Python defaultdict behavior possible with multiprocessing?
and it seems that managing something nested like defaultdict(list)
isn't an entirely simple process, let alone something more complex like defaultdict(lambda: defaultdict(list))
import concurrent.futures
from collections import defaultdict
import multiprocessing as mp
from multiprocessing.managers import BaseManager, DictProxy, ListProxy
import numpy as np
def called_function1(hey, i, yo):
yo[i].append(hey)
class EmbeddedManager(BaseManager):
pass
def func1():
emanager = EmbeddedManager()
emanager.register('defaultdict', defaultdict, DictProxy)
emanager.start()
ddict = emanager.defaultdict(list)
with concurrent.futures.ProcessPoolExecutor(8) as executor:
for i in range(10):
ind = np.random.randint(2)
executor.submit(called_function1, i, ind, ddict)
for k, v in ddict.items():
print(k, v)
emanager.shutdown()
trying to register a normal defaultdict
will fail for the contents inside it, as they aren't being managed, and only the keys are retained:
func1()
1 []
0 []
a different approach i tried was to add a list within the function, which would be a reasonable compromise
def called_function2(hey, i, yo):
if i not in yo:
yo[i] = []
yo[i].append(hey)
def func2():
manager = mp.Manager()
ddict = manager.dict()
with concurrent.futures.ProcessPoolExecutor(8) as executor:
for i in range(10):
ind = np.random.randint(2)
executor.submit(called_function2, i, ind, ddict)
for k, v in ddict.items():
print(k, v)
but it still isn't being managed
func2()
1 []
0 []
I can get this to work by forcing a managed list inside a dictionary before the function is called
def called_function3(hey, i, yo):
yo[i].append(hey)
def func3():
manager = mp.Manager()
ddict = manager.dict()
with concurrent.futures.ProcessPoolExecutor(8) as executor:
for i in range(10):
ind = np.random.randint(2)
if ind not in ddict:
ddict[ind] = manager.list()
executor.submit(called_function2, i, ind, ddict)
for k, v in ddict.items():
print(k, v)
But I wouldn't prefer this method because i don't necessarily know if I need this dictionary key to even exist before the function is ran
func3()
0 [0, 2, 3, 4, 6, 8]
1 [1, 5, 7, 9]
trying to pass the manager to the function so it can create a managed list on the fly doesn't work
def called_function4(hey, i, yo, man):
if i not in yo:
yo[i] = man.list()
yo[i].append(hey)
def func4():
manager = mp.Manager()
ddict = manager.dict()
with concurrent.futures.ProcessPoolExecutor(8) as executor:
futures = []
for i in range(10):
ind = np.random.randint(2)
futures.append(executor.submit(called_function2, i, ind, ddict, manager))

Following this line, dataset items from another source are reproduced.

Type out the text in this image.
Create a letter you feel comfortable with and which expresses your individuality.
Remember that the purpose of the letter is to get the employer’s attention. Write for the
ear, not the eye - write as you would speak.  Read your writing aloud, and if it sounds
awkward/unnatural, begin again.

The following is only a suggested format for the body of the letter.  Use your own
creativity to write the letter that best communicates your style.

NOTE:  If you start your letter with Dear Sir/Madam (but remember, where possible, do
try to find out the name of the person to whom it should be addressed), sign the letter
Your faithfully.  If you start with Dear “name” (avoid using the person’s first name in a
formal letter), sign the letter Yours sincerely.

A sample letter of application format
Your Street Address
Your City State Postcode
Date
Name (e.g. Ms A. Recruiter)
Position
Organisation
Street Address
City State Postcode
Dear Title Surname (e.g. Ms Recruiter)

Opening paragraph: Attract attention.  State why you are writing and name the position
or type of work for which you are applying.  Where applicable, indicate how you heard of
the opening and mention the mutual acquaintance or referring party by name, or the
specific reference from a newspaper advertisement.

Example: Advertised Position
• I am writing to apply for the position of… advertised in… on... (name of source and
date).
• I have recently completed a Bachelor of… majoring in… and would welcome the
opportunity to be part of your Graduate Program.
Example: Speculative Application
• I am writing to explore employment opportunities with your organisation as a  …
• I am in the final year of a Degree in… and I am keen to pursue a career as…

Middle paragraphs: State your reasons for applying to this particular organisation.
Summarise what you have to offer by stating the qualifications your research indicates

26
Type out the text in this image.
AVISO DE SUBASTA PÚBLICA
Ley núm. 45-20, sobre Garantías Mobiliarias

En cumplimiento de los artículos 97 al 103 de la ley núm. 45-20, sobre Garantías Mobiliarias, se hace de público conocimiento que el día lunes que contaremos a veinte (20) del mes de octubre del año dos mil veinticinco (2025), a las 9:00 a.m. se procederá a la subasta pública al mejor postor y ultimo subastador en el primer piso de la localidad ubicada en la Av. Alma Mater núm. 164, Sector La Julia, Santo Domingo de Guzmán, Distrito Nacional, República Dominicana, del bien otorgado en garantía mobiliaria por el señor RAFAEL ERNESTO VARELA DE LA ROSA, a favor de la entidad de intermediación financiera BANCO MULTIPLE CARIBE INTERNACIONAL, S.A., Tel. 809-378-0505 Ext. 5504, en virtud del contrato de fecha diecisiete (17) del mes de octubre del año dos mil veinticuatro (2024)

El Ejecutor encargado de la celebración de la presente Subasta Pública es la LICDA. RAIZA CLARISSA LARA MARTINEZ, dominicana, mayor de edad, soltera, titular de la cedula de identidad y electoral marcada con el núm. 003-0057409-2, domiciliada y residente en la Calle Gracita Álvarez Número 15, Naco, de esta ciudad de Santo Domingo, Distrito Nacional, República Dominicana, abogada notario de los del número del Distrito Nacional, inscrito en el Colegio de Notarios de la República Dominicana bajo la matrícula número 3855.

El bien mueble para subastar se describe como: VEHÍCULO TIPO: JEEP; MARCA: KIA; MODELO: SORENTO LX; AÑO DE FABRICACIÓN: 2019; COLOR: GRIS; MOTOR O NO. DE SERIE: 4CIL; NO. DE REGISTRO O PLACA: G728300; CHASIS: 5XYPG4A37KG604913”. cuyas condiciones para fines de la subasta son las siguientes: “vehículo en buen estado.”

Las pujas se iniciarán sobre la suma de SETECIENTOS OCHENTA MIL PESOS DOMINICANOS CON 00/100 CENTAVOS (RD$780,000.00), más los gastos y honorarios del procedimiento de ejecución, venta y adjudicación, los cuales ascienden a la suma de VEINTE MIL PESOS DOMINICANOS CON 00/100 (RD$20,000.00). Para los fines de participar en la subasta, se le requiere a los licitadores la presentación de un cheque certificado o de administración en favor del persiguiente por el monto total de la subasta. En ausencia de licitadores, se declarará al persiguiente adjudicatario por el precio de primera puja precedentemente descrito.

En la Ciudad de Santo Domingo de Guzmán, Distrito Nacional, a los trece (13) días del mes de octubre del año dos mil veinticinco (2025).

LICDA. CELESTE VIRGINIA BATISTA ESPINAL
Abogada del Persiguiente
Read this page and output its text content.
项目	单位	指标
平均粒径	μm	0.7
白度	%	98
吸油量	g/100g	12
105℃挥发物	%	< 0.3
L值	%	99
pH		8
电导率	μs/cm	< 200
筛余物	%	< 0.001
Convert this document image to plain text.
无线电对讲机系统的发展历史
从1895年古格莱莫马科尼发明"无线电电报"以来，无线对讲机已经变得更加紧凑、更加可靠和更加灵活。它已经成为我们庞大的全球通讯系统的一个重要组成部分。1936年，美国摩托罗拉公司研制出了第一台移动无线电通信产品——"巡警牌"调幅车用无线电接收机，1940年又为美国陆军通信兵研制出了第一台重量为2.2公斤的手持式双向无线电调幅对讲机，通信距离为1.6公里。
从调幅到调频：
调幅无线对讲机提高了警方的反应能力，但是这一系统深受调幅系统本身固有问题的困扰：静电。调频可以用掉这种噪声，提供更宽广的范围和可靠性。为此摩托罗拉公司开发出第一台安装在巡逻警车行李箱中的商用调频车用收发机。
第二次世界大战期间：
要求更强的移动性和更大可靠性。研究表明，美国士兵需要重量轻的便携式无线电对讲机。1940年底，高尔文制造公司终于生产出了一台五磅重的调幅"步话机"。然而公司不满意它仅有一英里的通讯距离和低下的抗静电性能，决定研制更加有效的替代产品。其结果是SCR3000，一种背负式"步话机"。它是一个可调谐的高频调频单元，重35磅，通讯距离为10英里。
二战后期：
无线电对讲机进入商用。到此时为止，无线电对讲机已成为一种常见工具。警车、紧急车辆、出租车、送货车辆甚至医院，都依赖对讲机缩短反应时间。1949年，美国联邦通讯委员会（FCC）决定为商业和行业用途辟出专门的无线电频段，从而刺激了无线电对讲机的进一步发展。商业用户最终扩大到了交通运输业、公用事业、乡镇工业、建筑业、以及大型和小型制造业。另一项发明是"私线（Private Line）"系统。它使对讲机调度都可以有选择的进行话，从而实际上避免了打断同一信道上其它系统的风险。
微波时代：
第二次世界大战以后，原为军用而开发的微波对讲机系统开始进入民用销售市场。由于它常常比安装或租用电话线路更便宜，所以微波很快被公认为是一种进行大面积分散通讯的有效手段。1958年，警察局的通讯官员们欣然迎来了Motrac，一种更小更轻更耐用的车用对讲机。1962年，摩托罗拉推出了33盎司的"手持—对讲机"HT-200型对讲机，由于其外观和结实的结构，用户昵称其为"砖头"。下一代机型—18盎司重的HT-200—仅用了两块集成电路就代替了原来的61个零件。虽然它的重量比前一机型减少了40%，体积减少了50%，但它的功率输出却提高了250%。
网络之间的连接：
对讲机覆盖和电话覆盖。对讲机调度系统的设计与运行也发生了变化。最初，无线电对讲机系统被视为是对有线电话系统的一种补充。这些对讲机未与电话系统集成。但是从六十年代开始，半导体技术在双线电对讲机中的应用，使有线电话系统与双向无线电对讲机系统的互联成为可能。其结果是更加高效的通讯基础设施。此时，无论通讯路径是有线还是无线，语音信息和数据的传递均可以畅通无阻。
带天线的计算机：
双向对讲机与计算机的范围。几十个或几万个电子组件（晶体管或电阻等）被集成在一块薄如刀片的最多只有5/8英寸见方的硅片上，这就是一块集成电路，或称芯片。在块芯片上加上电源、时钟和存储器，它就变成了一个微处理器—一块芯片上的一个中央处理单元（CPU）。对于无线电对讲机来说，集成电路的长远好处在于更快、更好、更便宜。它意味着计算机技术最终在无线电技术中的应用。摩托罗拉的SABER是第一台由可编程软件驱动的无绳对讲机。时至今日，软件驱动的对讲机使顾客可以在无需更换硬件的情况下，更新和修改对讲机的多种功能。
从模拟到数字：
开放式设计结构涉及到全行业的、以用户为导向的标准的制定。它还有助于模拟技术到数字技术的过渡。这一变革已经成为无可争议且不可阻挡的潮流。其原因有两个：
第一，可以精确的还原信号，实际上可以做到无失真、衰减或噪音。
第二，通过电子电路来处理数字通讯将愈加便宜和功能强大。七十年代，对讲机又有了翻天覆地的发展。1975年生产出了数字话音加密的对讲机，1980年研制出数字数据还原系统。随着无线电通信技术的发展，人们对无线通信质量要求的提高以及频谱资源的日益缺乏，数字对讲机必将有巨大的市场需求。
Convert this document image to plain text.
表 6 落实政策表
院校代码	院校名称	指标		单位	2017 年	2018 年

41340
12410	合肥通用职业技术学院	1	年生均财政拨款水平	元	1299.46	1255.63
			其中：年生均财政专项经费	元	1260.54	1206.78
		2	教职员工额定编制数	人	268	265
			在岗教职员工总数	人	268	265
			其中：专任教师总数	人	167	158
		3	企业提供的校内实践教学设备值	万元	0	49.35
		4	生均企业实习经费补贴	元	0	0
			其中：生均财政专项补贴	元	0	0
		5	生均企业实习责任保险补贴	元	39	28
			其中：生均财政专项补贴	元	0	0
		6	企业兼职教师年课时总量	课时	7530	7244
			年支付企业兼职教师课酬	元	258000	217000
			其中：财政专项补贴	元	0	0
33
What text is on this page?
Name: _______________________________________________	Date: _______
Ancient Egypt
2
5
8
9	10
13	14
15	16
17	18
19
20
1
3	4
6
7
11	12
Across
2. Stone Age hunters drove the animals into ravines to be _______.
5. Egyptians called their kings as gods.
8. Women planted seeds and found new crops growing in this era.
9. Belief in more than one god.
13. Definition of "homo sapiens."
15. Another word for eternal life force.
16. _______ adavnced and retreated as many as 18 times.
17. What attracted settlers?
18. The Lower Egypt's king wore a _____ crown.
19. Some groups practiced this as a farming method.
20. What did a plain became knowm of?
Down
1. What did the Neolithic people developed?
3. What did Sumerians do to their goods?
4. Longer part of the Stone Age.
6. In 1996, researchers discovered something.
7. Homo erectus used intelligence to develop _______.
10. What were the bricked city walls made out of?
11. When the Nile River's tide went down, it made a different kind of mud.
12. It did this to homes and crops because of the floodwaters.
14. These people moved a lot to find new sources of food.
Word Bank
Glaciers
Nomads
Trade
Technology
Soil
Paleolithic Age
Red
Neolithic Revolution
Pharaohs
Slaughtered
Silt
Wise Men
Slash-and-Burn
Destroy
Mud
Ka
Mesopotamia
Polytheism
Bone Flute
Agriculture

for f in concurrent.futures.as_completed(futures):
print(f.result())
for k, v in ddict.items():
print(k, v)
func4()
TypeError: Pickling an AuthenticationString object is disallowed for security reasons
and trying to create a new manager within the called function
def called_function5(hey, i, yo):
if i not in yo:
yo[i] = mp.Manager().list()
yo[i].append(hey)
def func5():
manager = mp.Manager()
ddict = manager.dict()
with concurrent.futures.ProcessPoolExecutor(8) as executor:
futures = []
for i in range(10):
ind = np.random.randint(2)
futures.append(executor.submit(called_function5, i, ind, ddict))
for f in concurrent.futures.as_completed(futures):
print(f.result())
for k, v in ddict.items():
print(k, v)
raises another error
func5()
BrokenPipeError: [Errno 32] Broken pipe
is there any better way of doing this?